Neste sábado, 18, começa a centésima edição do Campeonato Paranaense de Futebol, que pode ser vista por uns como uma das mais importantes competições do primeiro semestre e por outros como uma pré-temporada prolongada. Apesar da alteração da fórmula da edição de 2014, com a intenção de tornar a disputa mais acirrada, o que se vê é uma falta de interesse cada vez maior, não apenas por parte dos clubes, mas também pelos torcedores e até mesmo pela mídia. E esse fenômeno pode ficar mais evidente neste ano, com um certo “abandono” por parte de dois dos maiores clubes do Estado.

A exemplo de 2013, o Atlético jogará o estadual apostando suas fichas na equipe sub-23, que foi finalista do campeonato naquela edição. Porém, o motivo por utilizar o time “de jovens” agora é mais expressivo, já que a equipe principal está focada na Libertadores, pela vaga garantida na ótima participação do Furacão no Campeonato Brasileiro do ano passado. Já o Coritiba entra em campo com uma equipe B, formada por jogadores do sub-20 e o “veterano” Keirrison. Mas, buscando o 38° título na competição, o que seria o segundo pentacampeonato do Coxa (marca atingida pela primeira e última vez em 1975), a equipe principal, que faz pré-temporada em Foz do Iguaçu, deve entrar no decorrer do campeonato.

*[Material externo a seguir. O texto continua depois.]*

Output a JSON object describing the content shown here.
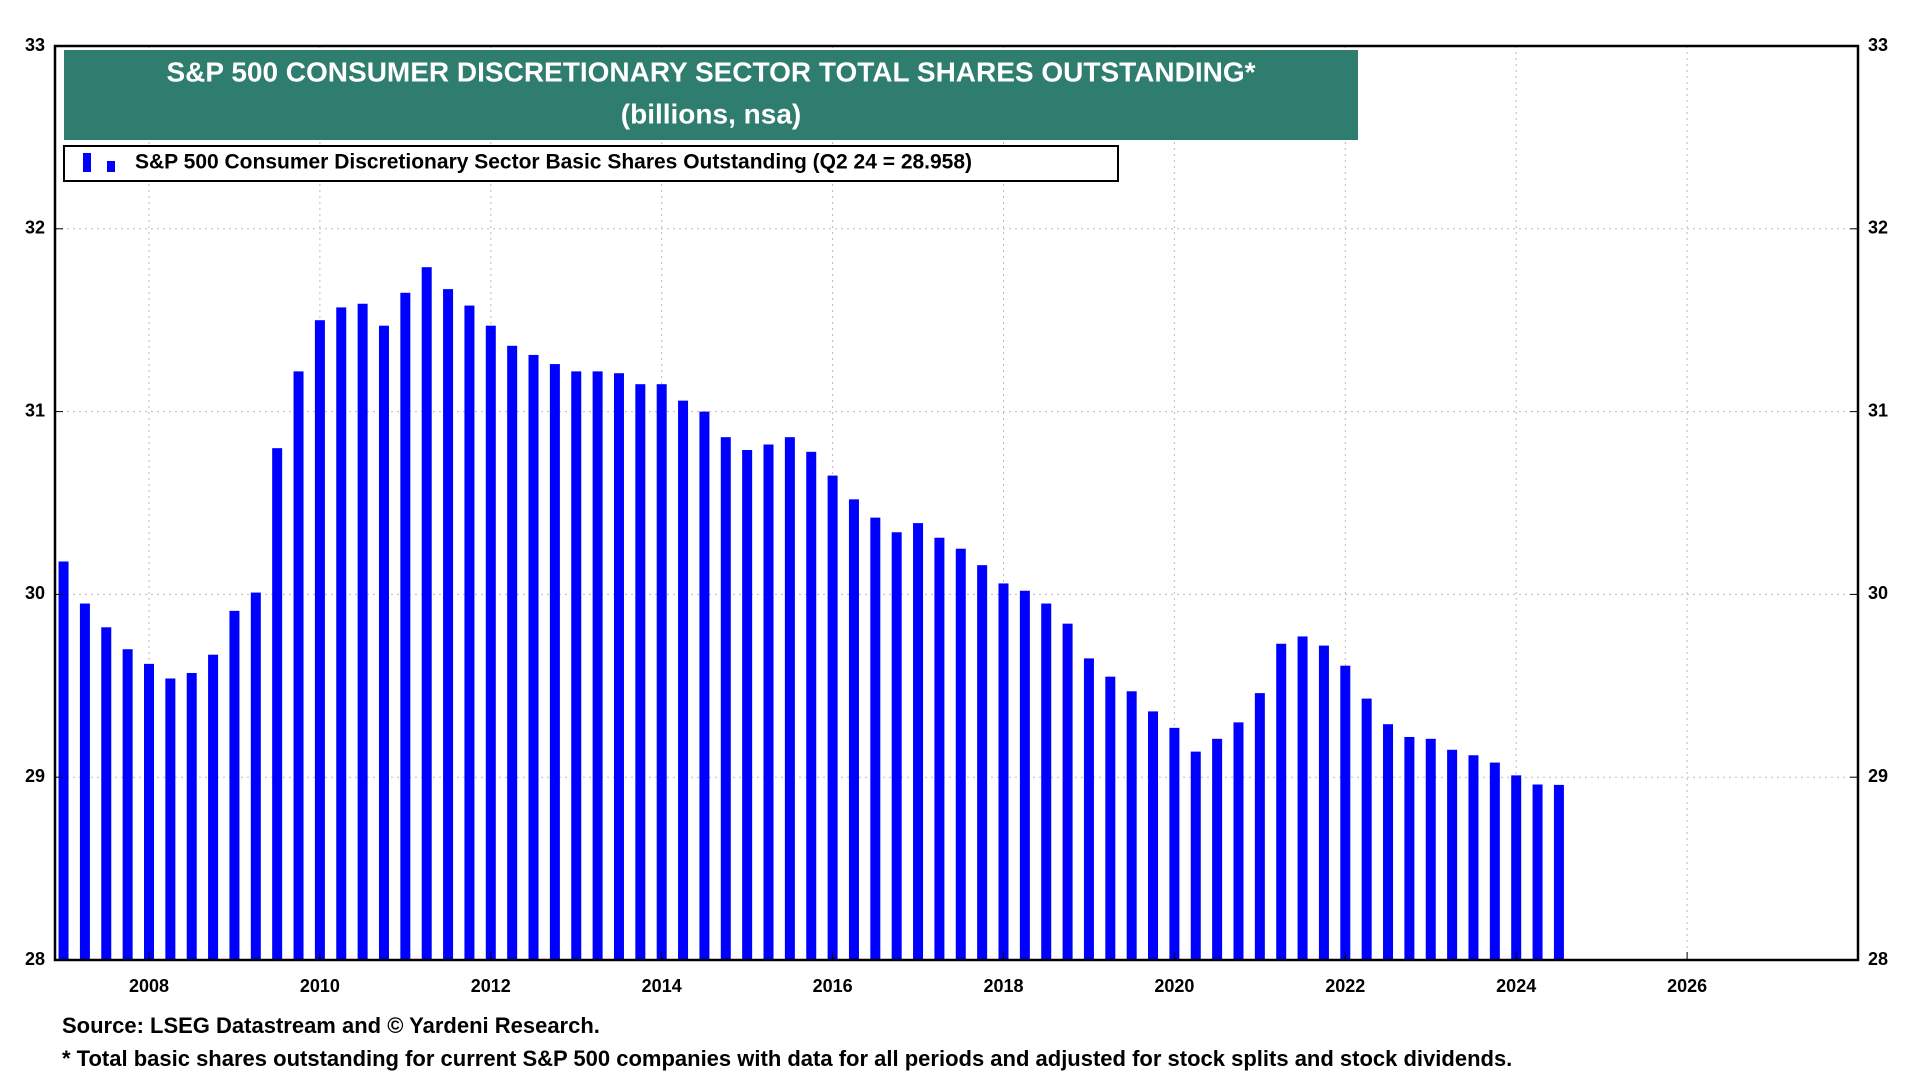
{
  "chart_data": {
    "type": "bar",
    "title": "S&P 500 CONSUMER DISCRETIONARY SECTOR TOTAL SHARES OUTSTANDING*",
    "subtitle": "(billions, nsa)",
    "x": [
      2007,
      2007.25,
      2007.5,
      2007.75,
      2008,
      2008.25,
      2008.5,
      2008.75,
      2009,
      2009.25,
      2009.5,
      2009.75,
      2010,
      2010.25,
      2010.5,
      2010.75,
      2011,
      2011.25,
      2011.5,
      2011.75,
      2012,
      2012.25,
      2012.5,
      2012.75,
      2013,
      2013.25,
      2013.5,
      2013.75,
      2014,
      2014.25,
      2014.5,
      2014.75,
      2015,
      2015.25,
      2015.5,
      2015.75,
      2016,
      2016.25,
      2016.5,
      2016.75,
      2017,
      2017.25,
      2017.5,
      2017.75,
      2018,
      2018.25,
      2018.5,
      2018.75,
      2019,
      2019.25,
      2019.5,
      2019.75,
      2020,
      2020.25,
      2020.5,
      2020.75,
      2021,
      2021.25,
      2021.5,
      2021.75,
      2022,
      2022.25,
      2022.5,
      2022.75,
      2023,
      2023.25,
      2023.5,
      2023.75,
      2024,
      2024.25,
      2024.5
    ],
    "series": [
      {
        "name": "S&P 500 Consumer Discretionary Sector Basic Shares Outstanding (Q2 24 = 28.958)",
        "color": "#0000ff",
        "values": [
          30.18,
          29.95,
          29.82,
          29.7,
          29.62,
          29.54,
          29.57,
          29.67,
          29.91,
          30.01,
          30.8,
          31.22,
          31.5,
          31.57,
          31.59,
          31.47,
          31.65,
          31.79,
          31.67,
          31.58,
          31.47,
          31.36,
          31.31,
          31.26,
          31.22,
          31.22,
          31.21,
          31.15,
          31.15,
          31.06,
          31.0,
          30.86,
          30.79,
          30.82,
          30.86,
          30.78,
          30.65,
          30.52,
          30.42,
          30.34,
          30.39,
          30.31,
          30.25,
          30.16,
          30.06,
          30.02,
          29.95,
          29.84,
          29.65,
          29.55,
          29.47,
          29.36,
          29.27,
          29.14,
          29.21,
          29.3,
          29.46,
          29.73,
          29.77,
          29.72,
          29.61,
          29.43,
          29.29,
          29.22,
          29.21,
          29.15,
          29.12,
          29.08,
          29.01,
          28.96,
          28.958
        ]
      }
    ],
    "xlim": [
      2006.9,
      2028
    ],
    "xticks": [
      2008,
      2010,
      2012,
      2014,
      2016,
      2018,
      2020,
      2022,
      2024,
      2026
    ],
    "ylim": [
      28,
      33
    ],
    "yticks": [
      28,
      29,
      30,
      31,
      32,
      33
    ],
    "grid": true,
    "source": "Source: LSEG Datastream and © Yardeni Research.",
    "note": "* Total basic shares outstanding for current S&P 500 companies with data for all periods and adjusted for stock splits and stock dividends."
  }
}
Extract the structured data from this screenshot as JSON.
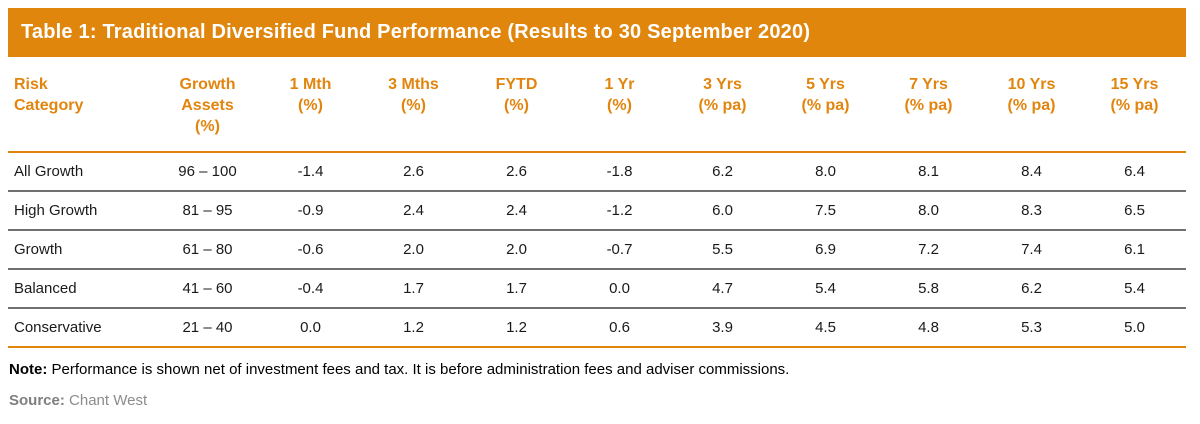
{
  "title": "Table 1: Traditional Diversified Fund Performance (Results to 30 September 2020)",
  "colors": {
    "accent_orange": "#E0860D",
    "header_text_orange": "#E2850E",
    "row_divider_gray": "#707070",
    "source_gray": "#8C8C8C"
  },
  "chart_data": {
    "type": "table",
    "title": "Table 1: Traditional Diversified Fund Performance (Results to 30 September 2020)",
    "columns": [
      "Risk Category",
      "Growth Assets (%)",
      "1 Mth (%)",
      "3 Mths (%)",
      "FYTD (%)",
      "1 Yr (%)",
      "3 Yrs (% pa)",
      "5 Yrs (% pa)",
      "7 Yrs (% pa)",
      "10 Yrs (% pa)",
      "15 Yrs (% pa)"
    ],
    "rows": [
      [
        "All Growth",
        "96 – 100",
        -1.4,
        2.6,
        2.6,
        -1.8,
        6.2,
        8.0,
        8.1,
        8.4,
        6.4
      ],
      [
        "High Growth",
        "81 – 95",
        -0.9,
        2.4,
        2.4,
        -1.2,
        6.0,
        7.5,
        8.0,
        8.3,
        6.5
      ],
      [
        "Growth",
        "61 – 80",
        -0.6,
        2.0,
        2.0,
        -0.7,
        5.5,
        6.9,
        7.2,
        7.4,
        6.1
      ],
      [
        "Balanced",
        "41 – 60",
        -0.4,
        1.7,
        1.7,
        0.0,
        4.7,
        5.4,
        5.8,
        6.2,
        5.4
      ],
      [
        "Conservative",
        "21 – 40",
        0.0,
        1.2,
        1.2,
        0.6,
        3.9,
        4.5,
        4.8,
        5.3,
        5.0
      ]
    ]
  },
  "table": {
    "columns": [
      "Risk\nCategory",
      "Growth\nAssets\n(%)",
      "1 Mth\n(%)",
      "3 Mths\n(%)",
      "FYTD\n(%)",
      "1 Yr\n(%)",
      "3 Yrs\n(% pa)",
      "5 Yrs\n(% pa)",
      "7 Yrs\n(% pa)",
      "10 Yrs\n(% pa)",
      "15 Yrs\n(% pa)"
    ],
    "rows": [
      [
        "All Growth",
        "96 – 100",
        "-1.4",
        "2.6",
        "2.6",
        "-1.8",
        "6.2",
        "8.0",
        "8.1",
        "8.4",
        "6.4"
      ],
      [
        "High Growth",
        "81 – 95",
        "-0.9",
        "2.4",
        "2.4",
        "-1.2",
        "6.0",
        "7.5",
        "8.0",
        "8.3",
        "6.5"
      ],
      [
        "Growth",
        "61 – 80",
        "-0.6",
        "2.0",
        "2.0",
        "-0.7",
        "5.5",
        "6.9",
        "7.2",
        "7.4",
        "6.1"
      ],
      [
        "Balanced",
        "41 – 60",
        "-0.4",
        "1.7",
        "1.7",
        "0.0",
        "4.7",
        "5.4",
        "5.8",
        "6.2",
        "5.4"
      ],
      [
        "Conservative",
        "21 – 40",
        "0.0",
        "1.2",
        "1.2",
        "0.6",
        "3.9",
        "4.5",
        "4.8",
        "5.3",
        "5.0"
      ]
    ]
  },
  "note": {
    "label": "Note:",
    "text": " Performance is shown net of investment fees and tax. It is before administration fees and adviser commissions."
  },
  "source": {
    "label": "Source:",
    "text": " Chant West"
  }
}
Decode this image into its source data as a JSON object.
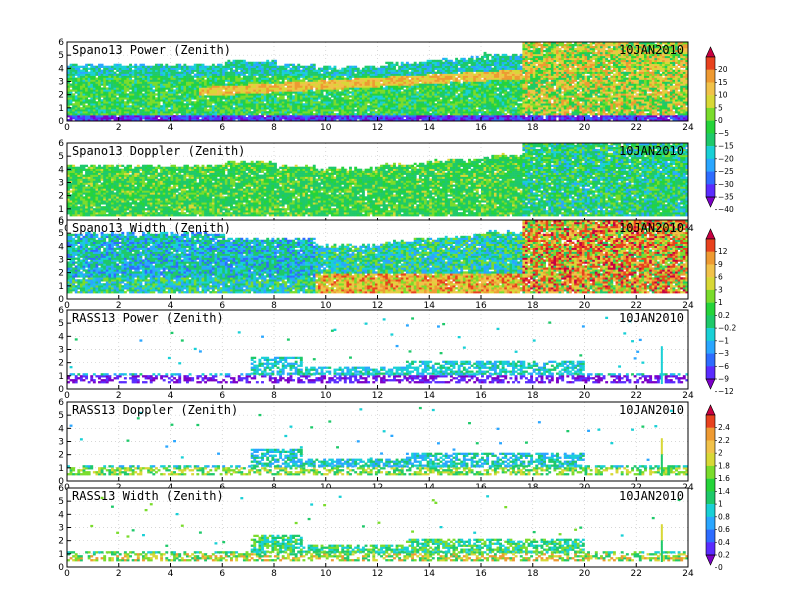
{
  "chart_data": [
    {
      "type": "heatmap",
      "title": "Spano13 Power (Zenith)",
      "date": "10JAN2010",
      "xlim": [
        0,
        24
      ],
      "ylim": [
        0,
        6
      ],
      "x_ticks": [
        "0",
        "2",
        "4",
        "6",
        "8",
        "10",
        "12",
        "14",
        "16",
        "18",
        "20",
        "22",
        "24"
      ],
      "y_ticks": [
        "0",
        "1",
        "2",
        "3",
        "4",
        "5",
        "6"
      ],
      "grid": true,
      "colorbar_group": 0
    },
    {
      "type": "heatmap",
      "title": "Spano13 Doppler (Zenith)",
      "date": "10JAN2010",
      "xlim": [
        0,
        24
      ],
      "ylim": [
        0,
        6
      ],
      "x_ticks": [
        "0",
        "2",
        "4",
        "6",
        "8",
        "10",
        "12",
        "14",
        "16",
        "18",
        "20",
        "22",
        "24"
      ],
      "y_ticks": [
        "0",
        "1",
        "2",
        "3",
        "4",
        "5",
        "6"
      ],
      "grid": true,
      "colorbar_group": 0
    },
    {
      "type": "heatmap",
      "title": "Spano13 Width (Zenith)",
      "date": "10JAN2010",
      "xlim": [
        0,
        24
      ],
      "ylim": [
        0,
        6
      ],
      "x_ticks": [
        "0",
        "2",
        "4",
        "6",
        "8",
        "10",
        "12",
        "14",
        "16",
        "18",
        "20",
        "22",
        "24"
      ],
      "y_ticks": [
        "0",
        "1",
        "2",
        "3",
        "4",
        "5",
        "6"
      ],
      "grid": true,
      "colorbar_group": 1
    },
    {
      "type": "heatmap",
      "title": "RASS13 Power (Zenith)",
      "date": "10JAN2010",
      "xlim": [
        0,
        24
      ],
      "ylim": [
        0,
        6
      ],
      "x_ticks": [
        "0",
        "2",
        "4",
        "6",
        "8",
        "10",
        "12",
        "14",
        "16",
        "18",
        "20",
        "22",
        "24"
      ],
      "y_ticks": [
        "0",
        "1",
        "2",
        "3",
        "4",
        "5",
        "6"
      ],
      "grid": true,
      "colorbar_group": 1
    },
    {
      "type": "heatmap",
      "title": "RASS13 Doppler (Zenith)",
      "date": "10JAN2010",
      "xlim": [
        0,
        24
      ],
      "ylim": [
        0,
        6
      ],
      "x_ticks": [
        "0",
        "2",
        "4",
        "6",
        "8",
        "10",
        "12",
        "14",
        "16",
        "18",
        "20",
        "22",
        "24"
      ],
      "y_ticks": [
        "0",
        "1",
        "2",
        "3",
        "4",
        "5",
        "6"
      ],
      "grid": true,
      "colorbar_group": 2
    },
    {
      "type": "heatmap",
      "title": "RASS13 Width (Zenith)",
      "date": "10JAN2010",
      "xlim": [
        0,
        24
      ],
      "ylim": [
        0,
        6
      ],
      "x_ticks": [
        "0",
        "2",
        "4",
        "6",
        "8",
        "10",
        "12",
        "14",
        "16",
        "18",
        "20",
        "22",
        "24"
      ],
      "y_ticks": [
        "0",
        "1",
        "2",
        "3",
        "4",
        "5",
        "6"
      ],
      "grid": true,
      "colorbar_group": 2
    }
  ],
  "colorbars": [
    {
      "labels": [
        "20",
        "15",
        "10",
        "5",
        "0",
        "−5",
        "−15",
        "−20",
        "−25",
        "−30",
        "−35",
        "−40"
      ]
    },
    {
      "labels": [
        "12",
        "9",
        "6",
        "3",
        "1",
        "0.2",
        "−0.2",
        "−1",
        "−3",
        "−6",
        "−9",
        "−12"
      ]
    },
    {
      "labels": [
        "2.4",
        "2.2",
        "2",
        "1.8",
        "1.6",
        "1.4",
        "1",
        "0.8",
        "0.6",
        "0.4",
        "0.2",
        "0"
      ]
    }
  ],
  "palette": [
    "#7b00c8",
    "#5a2cff",
    "#2e6cff",
    "#2aa6ff",
    "#19d0d6",
    "#1ec96a",
    "#25d43a",
    "#7adc2c",
    "#d8d836",
    "#f1c24a",
    "#ee9a32",
    "#e8421e",
    "#c80040"
  ]
}
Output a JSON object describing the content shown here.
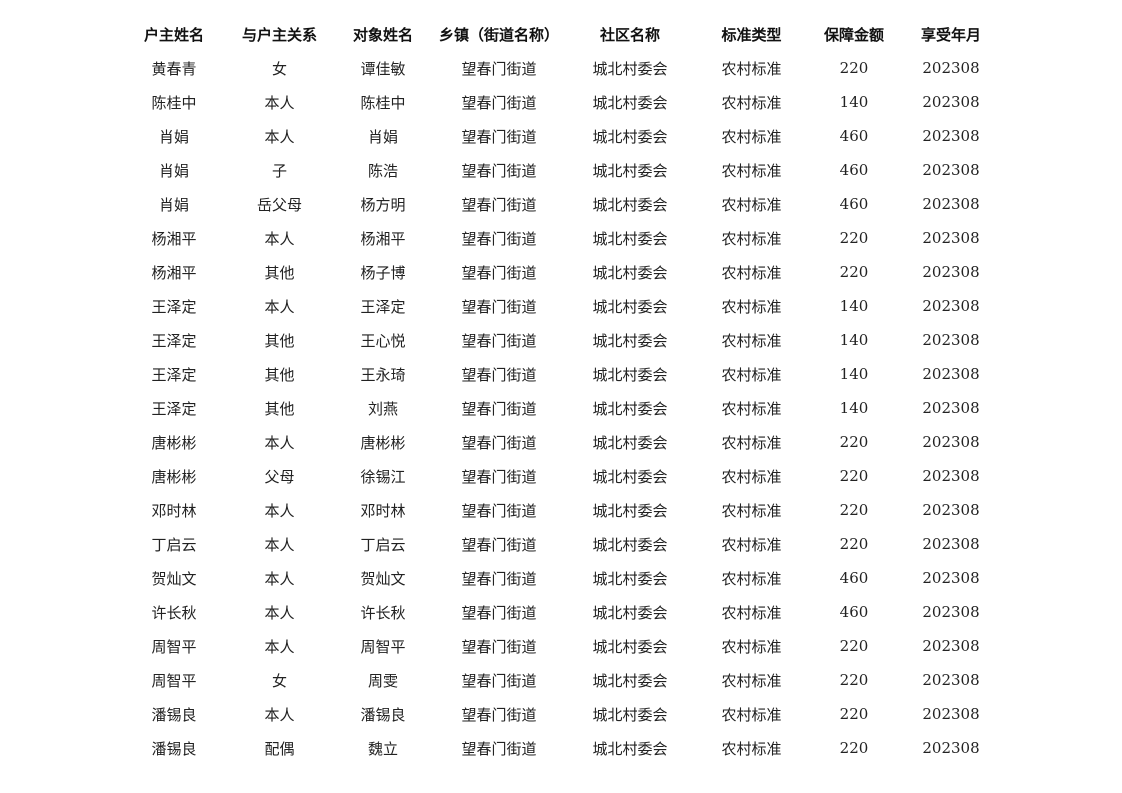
{
  "headers": [
    "户主姓名",
    "与户主关系",
    "对象姓名",
    "乡镇（街道名称）",
    "社区名称",
    "标准类型",
    "保障金额",
    "享受年月"
  ],
  "rows": [
    [
      "黄春青",
      "女",
      "谭佳敏",
      "望春门街道",
      "城北村委会",
      "农村标准",
      "220",
      "202308"
    ],
    [
      "陈桂中",
      "本人",
      "陈桂中",
      "望春门街道",
      "城北村委会",
      "农村标准",
      "140",
      "202308"
    ],
    [
      "肖娟",
      "本人",
      "肖娟",
      "望春门街道",
      "城北村委会",
      "农村标准",
      "460",
      "202308"
    ],
    [
      "肖娟",
      "子",
      "陈浩",
      "望春门街道",
      "城北村委会",
      "农村标准",
      "460",
      "202308"
    ],
    [
      "肖娟",
      "岳父母",
      "杨方明",
      "望春门街道",
      "城北村委会",
      "农村标准",
      "460",
      "202308"
    ],
    [
      "杨湘平",
      "本人",
      "杨湘平",
      "望春门街道",
      "城北村委会",
      "农村标准",
      "220",
      "202308"
    ],
    [
      "杨湘平",
      "其他",
      "杨子博",
      "望春门街道",
      "城北村委会",
      "农村标准",
      "220",
      "202308"
    ],
    [
      "王泽定",
      "本人",
      "王泽定",
      "望春门街道",
      "城北村委会",
      "农村标准",
      "140",
      "202308"
    ],
    [
      "王泽定",
      "其他",
      "王心悦",
      "望春门街道",
      "城北村委会",
      "农村标准",
      "140",
      "202308"
    ],
    [
      "王泽定",
      "其他",
      "王永琦",
      "望春门街道",
      "城北村委会",
      "农村标准",
      "140",
      "202308"
    ],
    [
      "王泽定",
      "其他",
      "刘燕",
      "望春门街道",
      "城北村委会",
      "农村标准",
      "140",
      "202308"
    ],
    [
      "唐彬彬",
      "本人",
      "唐彬彬",
      "望春门街道",
      "城北村委会",
      "农村标准",
      "220",
      "202308"
    ],
    [
      "唐彬彬",
      "父母",
      "徐锡江",
      "望春门街道",
      "城北村委会",
      "农村标准",
      "220",
      "202308"
    ],
    [
      "邓时林",
      "本人",
      "邓时林",
      "望春门街道",
      "城北村委会",
      "农村标准",
      "220",
      "202308"
    ],
    [
      "丁启云",
      "本人",
      "丁启云",
      "望春门街道",
      "城北村委会",
      "农村标准",
      "220",
      "202308"
    ],
    [
      "贺灿文",
      "本人",
      "贺灿文",
      "望春门街道",
      "城北村委会",
      "农村标准",
      "460",
      "202308"
    ],
    [
      "许长秋",
      "本人",
      "许长秋",
      "望春门街道",
      "城北村委会",
      "农村标准",
      "460",
      "202308"
    ],
    [
      "周智平",
      "本人",
      "周智平",
      "望春门街道",
      "城北村委会",
      "农村标准",
      "220",
      "202308"
    ],
    [
      "周智平",
      "女",
      "周雯",
      "望春门街道",
      "城北村委会",
      "农村标准",
      "220",
      "202308"
    ],
    [
      "潘锡良",
      "本人",
      "潘锡良",
      "望春门街道",
      "城北村委会",
      "农村标准",
      "220",
      "202308"
    ],
    [
      "潘锡良",
      "配偶",
      "魏立",
      "望春门街道",
      "城北村委会",
      "农村标准",
      "220",
      "202308"
    ]
  ]
}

Mas nem tudo está perdido, já que a motivação para os demais clubes é maior. O Paraná Clube, com novo técnico e elenco renovado, tenta reconquistar o trofeu, que não vai para a Vila Capanema desde 2006, ano em que o clube conquistou o seu sétimo título do estadual, enquanto o J. Malucelli busca seu espaço entre os grandes de Curitiba e os clubes do interior tentam acabar com a hegemonia da capital, um feito visto pela última vez em 2007, com o título do ACP sobre o Coxa.

Com interesses tão divergentes, fica difícil arriscar um campeão. A edição de 2014 do Campeonato Paranaense pode apresentar um novo vencedor, a força do interior, a volta do Paraná Clube ou mostrar que, apesar da falta de entrega total e da utilização de elencos secundários, Coritiba e Atlético ainda são os mais fortes do Estado. Resta aguardar.